Rumo ao infinito e mais além
Qiddiya City, o megaprojeto faraónico em construção nos arredores de Riade, na Arábia Saudita, vai acolher um novo Grande Prémio a partir de 2027. As imagens de renders e simulações dão a imagem espetacular de uma faixa de asfalto serpenteando entre fogo de artifício, luzes LED e – sobretudo – a parabólica mais alta do mundo, “a Lâmina”, com mais de vinte andares. Como alguns já tiveram oportunidade de referir, é algo mais parecido com uma versão à escala 1:1 do Mario Kartdo que com uma pista de automóveis.

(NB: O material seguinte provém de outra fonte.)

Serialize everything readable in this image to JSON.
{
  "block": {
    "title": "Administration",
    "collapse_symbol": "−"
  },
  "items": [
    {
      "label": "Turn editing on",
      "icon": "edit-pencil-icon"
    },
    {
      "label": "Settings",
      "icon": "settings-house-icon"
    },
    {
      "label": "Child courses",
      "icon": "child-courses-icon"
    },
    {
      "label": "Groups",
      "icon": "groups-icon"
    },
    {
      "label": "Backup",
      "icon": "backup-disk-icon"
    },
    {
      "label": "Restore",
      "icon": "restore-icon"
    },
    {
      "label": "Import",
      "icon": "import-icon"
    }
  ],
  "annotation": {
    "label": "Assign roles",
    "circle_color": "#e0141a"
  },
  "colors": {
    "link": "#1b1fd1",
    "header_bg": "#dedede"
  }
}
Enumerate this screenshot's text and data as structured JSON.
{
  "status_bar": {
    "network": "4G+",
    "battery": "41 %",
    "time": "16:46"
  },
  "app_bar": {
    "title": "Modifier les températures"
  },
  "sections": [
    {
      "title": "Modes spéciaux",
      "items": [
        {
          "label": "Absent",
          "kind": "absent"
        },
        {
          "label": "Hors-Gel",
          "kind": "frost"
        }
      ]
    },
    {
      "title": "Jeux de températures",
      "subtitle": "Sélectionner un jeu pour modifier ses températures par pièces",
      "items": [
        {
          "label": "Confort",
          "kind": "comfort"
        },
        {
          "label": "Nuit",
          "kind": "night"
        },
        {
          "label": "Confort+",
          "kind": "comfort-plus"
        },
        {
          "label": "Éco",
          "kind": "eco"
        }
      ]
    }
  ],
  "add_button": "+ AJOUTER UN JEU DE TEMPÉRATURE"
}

Enquanto os patrocinadores lucram com este boom visual e sensorial proporcionado pelas séries de corridas de topo, também é verdade que os seus departamentos criativos encontram terreno fértil para contribuir para o espetáculo com inovações e activações cada vez mais espectaculares. Basta pensar no papel que a Red Bull tem desempenhado na forma como a Fórmula 1 é agora vista, com monolugares a zunir pelos centros históricos das cidades ou em encostas nevadas, ou motas a invadir a Millennium Bridge, para perceber o quanto esta mistura é de dois gumes e inseparável.
A pergunta que se impõe, neste momento, só pode ser uma: até quando é que este festim visual, esta invasão dos sentidos, é o pródromo da construção de um excelente espetáculo desportivo e quando é que, por outro lado, se torna um exercício de estilo como um fim em si mesmo, maneirista e pesado? Se é verdade que uma grande cenografia embeleza o espetáculo e dá brilho aos actores, também é verdade que esta não pode encobrir e obscurecer o enredo da peça, nem chegar antes da atuação do protagonista.
É um tema que os fabricantes e organizadores de desportos motorizados têm de começar a perguntar a si próprios, à medida que os calendários se enchem de palcos de jogos de vídeo, paisagens de cortar a respiração e veículos reluzentes. Entretanto , no entanto, os patrocinadores e parceiros podem regozijar-se com este emocionante banquete para os olhos, seguros de que cada segundo deste exuberante espetáculo é bom para as suas marcas e para as memórias que os espectadores têm delas.